Session One: Understanding the content you are teaching and how it is learnt
This session looks at teachers’ pedagogical content knowledge: the need for teachers to have deep and fluent knowledge and flexible understanding of the content they are teaching and how it is learnt, including its inherent dependencies, and to have an explicit repertoire of well-crafted explanations, examples and tasks for each topic they teach. We will consider the evidence that supports this requirement, what it means in practice and how it can be learnt.
Session Two: Using questioning and dialogue to promote deep learning
This session looks at a staple of classroom practice: questioning. What makes a good question? How many questions should you ask? Why do teachers ask questions? How should you respond to the answers you get?
Session Three: Using High-Quality Assessment
All teachers use assessment, but not all assessment is great.
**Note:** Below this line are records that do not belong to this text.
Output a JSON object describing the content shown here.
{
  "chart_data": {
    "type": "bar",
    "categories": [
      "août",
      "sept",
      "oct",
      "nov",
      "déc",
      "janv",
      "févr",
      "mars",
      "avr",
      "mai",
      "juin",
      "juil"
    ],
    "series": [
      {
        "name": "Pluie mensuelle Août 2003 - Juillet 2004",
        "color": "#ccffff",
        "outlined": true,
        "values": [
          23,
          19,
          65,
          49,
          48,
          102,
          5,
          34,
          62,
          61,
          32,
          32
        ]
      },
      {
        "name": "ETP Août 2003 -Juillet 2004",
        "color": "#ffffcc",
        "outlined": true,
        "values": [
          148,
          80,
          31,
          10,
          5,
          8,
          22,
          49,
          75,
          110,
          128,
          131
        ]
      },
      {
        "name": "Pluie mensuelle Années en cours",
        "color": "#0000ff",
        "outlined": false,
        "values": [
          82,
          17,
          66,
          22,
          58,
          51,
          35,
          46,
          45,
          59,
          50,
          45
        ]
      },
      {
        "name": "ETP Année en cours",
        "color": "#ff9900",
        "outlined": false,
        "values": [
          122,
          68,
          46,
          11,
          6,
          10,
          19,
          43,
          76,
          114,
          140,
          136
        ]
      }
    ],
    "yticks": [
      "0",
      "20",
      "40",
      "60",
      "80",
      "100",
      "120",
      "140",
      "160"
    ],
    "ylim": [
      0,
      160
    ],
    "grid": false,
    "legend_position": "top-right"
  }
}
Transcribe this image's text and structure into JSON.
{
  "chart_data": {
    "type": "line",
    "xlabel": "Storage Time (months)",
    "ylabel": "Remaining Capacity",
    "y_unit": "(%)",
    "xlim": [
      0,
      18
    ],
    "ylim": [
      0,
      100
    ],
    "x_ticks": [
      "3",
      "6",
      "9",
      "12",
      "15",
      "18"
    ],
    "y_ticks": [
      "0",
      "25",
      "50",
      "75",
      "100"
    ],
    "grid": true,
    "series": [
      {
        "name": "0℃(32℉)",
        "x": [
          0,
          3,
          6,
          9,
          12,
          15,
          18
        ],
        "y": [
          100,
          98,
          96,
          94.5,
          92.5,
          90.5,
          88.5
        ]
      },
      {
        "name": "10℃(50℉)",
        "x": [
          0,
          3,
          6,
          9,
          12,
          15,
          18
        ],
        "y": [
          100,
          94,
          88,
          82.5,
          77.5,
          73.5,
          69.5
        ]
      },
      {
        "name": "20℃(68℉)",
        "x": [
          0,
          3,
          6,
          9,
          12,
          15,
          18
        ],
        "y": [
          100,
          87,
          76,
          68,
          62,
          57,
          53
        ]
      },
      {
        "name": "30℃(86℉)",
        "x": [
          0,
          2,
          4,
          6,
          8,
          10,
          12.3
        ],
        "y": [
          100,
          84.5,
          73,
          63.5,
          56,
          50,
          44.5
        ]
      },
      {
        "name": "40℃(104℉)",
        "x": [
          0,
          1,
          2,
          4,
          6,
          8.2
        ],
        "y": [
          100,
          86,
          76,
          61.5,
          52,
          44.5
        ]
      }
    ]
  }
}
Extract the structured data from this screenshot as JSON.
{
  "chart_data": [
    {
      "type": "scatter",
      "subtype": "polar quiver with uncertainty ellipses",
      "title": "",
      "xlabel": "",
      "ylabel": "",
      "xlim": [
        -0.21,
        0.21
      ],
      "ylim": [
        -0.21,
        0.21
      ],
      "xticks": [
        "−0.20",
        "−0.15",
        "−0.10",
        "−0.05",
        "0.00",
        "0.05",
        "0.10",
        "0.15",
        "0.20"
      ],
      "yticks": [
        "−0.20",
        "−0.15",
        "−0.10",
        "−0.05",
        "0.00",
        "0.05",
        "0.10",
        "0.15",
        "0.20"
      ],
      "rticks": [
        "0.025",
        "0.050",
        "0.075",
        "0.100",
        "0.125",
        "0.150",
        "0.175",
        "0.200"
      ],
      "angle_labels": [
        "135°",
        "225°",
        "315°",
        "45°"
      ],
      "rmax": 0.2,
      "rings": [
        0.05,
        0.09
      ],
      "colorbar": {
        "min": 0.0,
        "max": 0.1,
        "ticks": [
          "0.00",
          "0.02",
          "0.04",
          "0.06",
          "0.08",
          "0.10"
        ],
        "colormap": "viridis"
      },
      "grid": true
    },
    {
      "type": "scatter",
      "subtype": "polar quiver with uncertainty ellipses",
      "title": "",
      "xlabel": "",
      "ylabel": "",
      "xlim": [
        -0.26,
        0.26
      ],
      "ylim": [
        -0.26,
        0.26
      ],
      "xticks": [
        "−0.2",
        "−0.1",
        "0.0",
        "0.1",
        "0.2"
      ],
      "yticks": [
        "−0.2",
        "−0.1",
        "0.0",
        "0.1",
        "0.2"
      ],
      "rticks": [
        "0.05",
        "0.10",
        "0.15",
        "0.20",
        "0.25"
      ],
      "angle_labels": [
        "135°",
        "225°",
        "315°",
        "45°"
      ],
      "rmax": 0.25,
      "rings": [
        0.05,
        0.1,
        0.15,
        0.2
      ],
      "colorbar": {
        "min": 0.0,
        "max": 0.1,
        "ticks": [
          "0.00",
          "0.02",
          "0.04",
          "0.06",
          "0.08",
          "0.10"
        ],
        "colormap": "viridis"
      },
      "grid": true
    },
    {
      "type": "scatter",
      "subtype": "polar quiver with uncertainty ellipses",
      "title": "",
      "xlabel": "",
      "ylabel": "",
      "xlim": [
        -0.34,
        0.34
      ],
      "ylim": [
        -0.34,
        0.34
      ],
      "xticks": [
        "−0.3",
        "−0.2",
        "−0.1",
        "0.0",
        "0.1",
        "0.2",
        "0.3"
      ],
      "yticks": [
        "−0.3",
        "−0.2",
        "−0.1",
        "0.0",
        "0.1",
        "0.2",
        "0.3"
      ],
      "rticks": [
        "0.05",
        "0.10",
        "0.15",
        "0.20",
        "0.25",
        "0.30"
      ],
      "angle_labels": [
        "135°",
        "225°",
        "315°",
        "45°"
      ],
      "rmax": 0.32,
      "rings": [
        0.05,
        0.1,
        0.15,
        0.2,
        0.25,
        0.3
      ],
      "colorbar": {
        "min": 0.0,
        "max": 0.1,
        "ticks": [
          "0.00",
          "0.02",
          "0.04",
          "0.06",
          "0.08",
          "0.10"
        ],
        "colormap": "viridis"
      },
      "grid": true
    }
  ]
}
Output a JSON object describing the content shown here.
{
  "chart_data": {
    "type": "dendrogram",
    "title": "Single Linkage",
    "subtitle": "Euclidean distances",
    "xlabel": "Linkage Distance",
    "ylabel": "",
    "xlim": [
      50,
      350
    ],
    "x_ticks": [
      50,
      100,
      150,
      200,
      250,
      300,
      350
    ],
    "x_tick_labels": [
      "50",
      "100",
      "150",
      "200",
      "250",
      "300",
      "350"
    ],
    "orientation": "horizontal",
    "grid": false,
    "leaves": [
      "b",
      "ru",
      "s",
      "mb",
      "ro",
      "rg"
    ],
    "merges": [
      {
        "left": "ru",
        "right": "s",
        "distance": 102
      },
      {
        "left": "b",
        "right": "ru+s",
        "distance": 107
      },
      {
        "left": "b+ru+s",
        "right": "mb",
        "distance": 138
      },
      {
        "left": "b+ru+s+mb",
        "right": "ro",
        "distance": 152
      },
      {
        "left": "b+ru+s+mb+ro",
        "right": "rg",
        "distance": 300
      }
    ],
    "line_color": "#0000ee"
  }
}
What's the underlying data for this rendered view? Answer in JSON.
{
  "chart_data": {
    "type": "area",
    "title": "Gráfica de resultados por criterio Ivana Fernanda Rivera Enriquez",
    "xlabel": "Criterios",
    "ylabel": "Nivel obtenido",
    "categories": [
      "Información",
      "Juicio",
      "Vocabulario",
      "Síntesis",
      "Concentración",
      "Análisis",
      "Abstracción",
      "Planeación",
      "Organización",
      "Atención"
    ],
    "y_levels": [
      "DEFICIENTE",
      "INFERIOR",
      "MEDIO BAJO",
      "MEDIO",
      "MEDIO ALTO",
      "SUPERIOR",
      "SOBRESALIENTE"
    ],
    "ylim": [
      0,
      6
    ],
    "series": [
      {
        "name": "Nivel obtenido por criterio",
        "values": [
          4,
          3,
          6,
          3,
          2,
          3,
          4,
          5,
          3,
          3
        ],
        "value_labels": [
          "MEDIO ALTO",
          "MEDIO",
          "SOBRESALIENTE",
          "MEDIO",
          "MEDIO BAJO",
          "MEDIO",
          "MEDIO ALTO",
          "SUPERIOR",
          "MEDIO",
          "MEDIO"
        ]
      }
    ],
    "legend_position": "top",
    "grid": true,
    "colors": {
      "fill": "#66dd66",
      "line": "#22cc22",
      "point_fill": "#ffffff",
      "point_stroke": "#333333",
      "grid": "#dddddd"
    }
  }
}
This session will explore the characteristics of high-quality classroom assessment and how it can be used to make teaching responsive to what has been learnt (which is often not the same as what has been taught)
What you will learn:- Introduce the idea of pedagogical content knowledge and what it means in practice.
- Outline some of the components of PCK, including (1) curriculum sequencing and dependencies (2) knowledge of relevant curriculum tasks, assessments and activities, their diagnostic & didactic potential (3) having a varied repertoire of explanations and multiple representations/analogies/examples (4) knowledge of common student strategies, misconceptions and sticking points.
- Clarify the different purposes of classroom questioning.
- Outline the evidence about what kinds of questioning and dialogue are effective in promoting learning.
- Explore the distinction between students’ deep and surface thinking.
- Outline the different purposes for which assessment is used.
- Explore what makes assessment of high quality and fit for purpose.
- Summarise the research evidence about how assessment supports learning.